Lucchesi was optioned to Triple–A Syracuse to begin the 2024 season. He was recalled to the Mets to start a game against the Phillies on May 15, in which he allowed five earned runs and earned the loss. After the Mets traded for Phil Maton, Lucchesi was designated for assignment by New York, on July 9, 2024. He cleared waivers and was sent outright to Syracuse on July 14. He was recalled to the majors on September 30, to start the Mets' last game of the regular season, and threw 113 pitches against the Braves over six innings, giving up one run, in a Braves 3–0 victory. On November 4, Lucchesi was removed from the 40-man roster. He rejected an outright assignment and elected free agency.

===San Francisco Giants===
On January 20, 2025, Lucchesi signed a minor league contract with the San Francisco Giants. On June 15, Lucchesi was called up to the major league club. Lucchesi pitched just 2/3 of an inning that day with no strikeouts while allowing three hits and two runs against the Los Angeles Dodgers. He made a career-high 38 appearances for San Francisco, posting an 0–1 record and 3.76 ERA with 31 strikeouts across 38 1/3 innings pitched. On November 21, Lucchesi was non-tendered by the Giants and became a free agent.

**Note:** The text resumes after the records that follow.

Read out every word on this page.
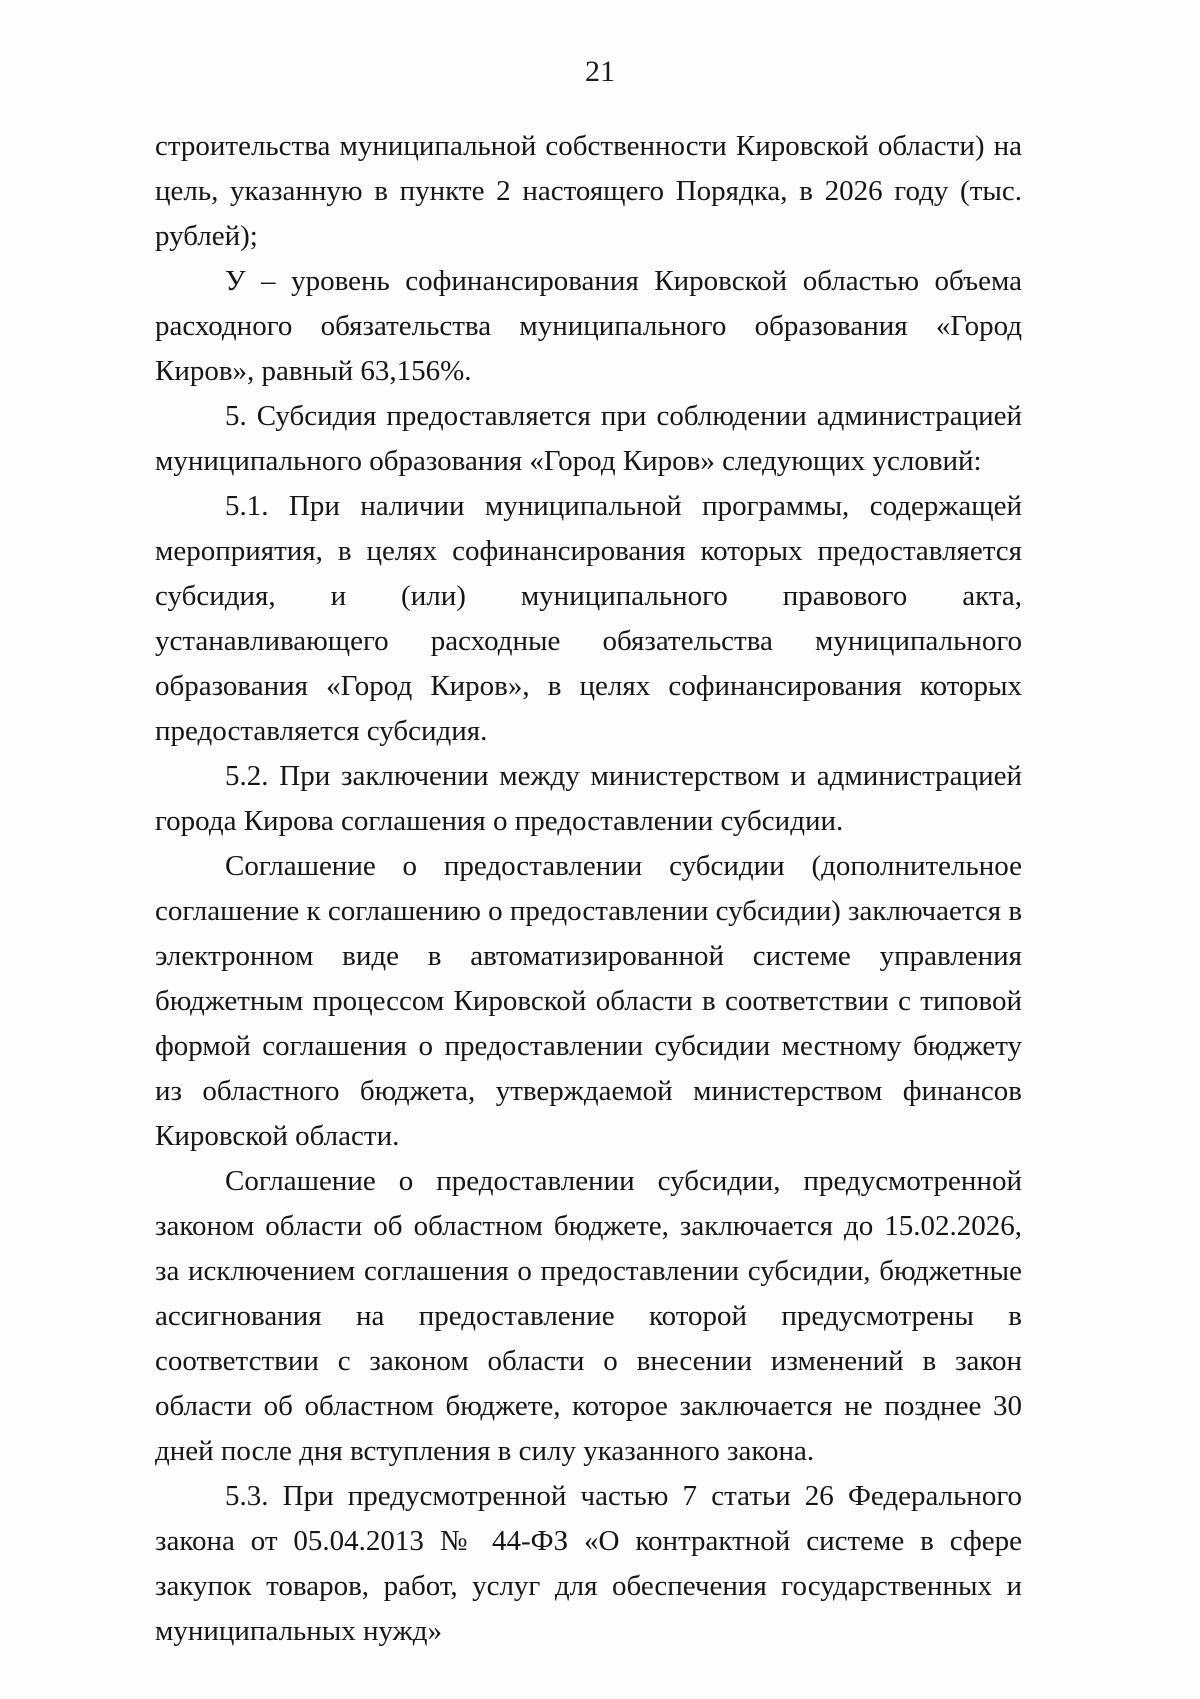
21

строительства муниципальной собственности Кировской области) на цель, указанную в пункте 2 настоящего Порядка, в 2026 году (тыс. рублей);

У – уровень софинансирования Кировской областью объема расходного обязательства муниципального образования «Город Киров», равный 63,156%.

5. Субсидия предоставляется при соблюдении администрацией муниципального образования «Город Киров» следующих условий:

5.1. При наличии муниципальной программы, содержащей мероприятия, в целях софинансирования которых предоставляется субсидия, и (или) муниципального правового акта, устанавливающего расходные обязательства муниципального образования «Город Киров», в целях софинансирования которых предоставляется субсидия.

5.2. При заключении между министерством и администрацией города Кирова соглашения о предоставлении субсидии.

Соглашение о предоставлении субсидии (дополнительное соглашение к соглашению о предоставлении субсидии) заключается в электронном виде в автоматизированной системе управления бюджетным процессом Кировской области в соответствии с типовой формой соглашения о предоставлении субсидии местному бюджету из областного бюджета, утверждаемой министерством финансов Кировской области.

Соглашение о предоставлении субсидии, предусмотренной законом области об областном бюджете, заключается до 15.02.2026, за исключением соглашения о предоставлении субсидии, бюджетные ассигнования на предоставление которой предусмотрены в соответствии с законом области о внесении изменений в закон области об областном бюджете, которое заключается не позднее 30 дней после дня вступления в силу указанного закона.

5.3. При предусмотренной частью 7 статьи 26 Федерального закона от 05.04.2013 № 44-ФЗ «О контрактной системе в сфере закупок товаров, работ, услуг для обеспечения государственных и муниципальных нужд»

On March 9, 2026, Lucchesi re-signed with the Giants on a minor league contract. He was released by San Francisco prior to the start of the regular season on March 22.

===Los Angeles Angels===
On March 24, 2026, Lucchesi signed a one-year, major league contract with the Los Angeles Angels. He made three appearances for Los Angeles, but struggled to a 7.71 ERA with two strikeouts across 2 1/3 innings pitched. On April 5, Lucchesi was designated for assignment by the Angels. He elected free agency two days later after clearing waivers. On April 9, Lucchesi re-signed with the on a minor league contract. On April 26, the Angels added him back to their active roster. After continued struggles over two additional outings, Lucchesi was designated for assignment by Los Angeles on April 29. He cleared waivers and elected free agency on May 1. Lucchesi re-signed with the Angels on a minor league contract on May 5. On June 2, he was released by the Angels. Lucchesi re-signed with the team on a new minor league contract the next day. He was released by the Angels again on July 2.

===Chiba Lotte Marines===
On July 17, 2026, Lucchesi signed with the Chiba Lotte Marines of Nippon Professional Baseball; manager Saburo Omura subsequently announced that Lucchesi would be pitching out of the team's rotation.

==Personal life==
Lucchesi grew up a fan of the Oakland Athletics. He got his nickname, Fuego, when a Southeast Missouri State teammate suggested it while Lucchesi was trying to create a Twitter handle.

In 2021, Lucchesi was inducted into the Southeast Missouri State Hall of Fame.

Lucchesi and his girlfriend, Jenifer, welcomed a daughter on December 10, 2024.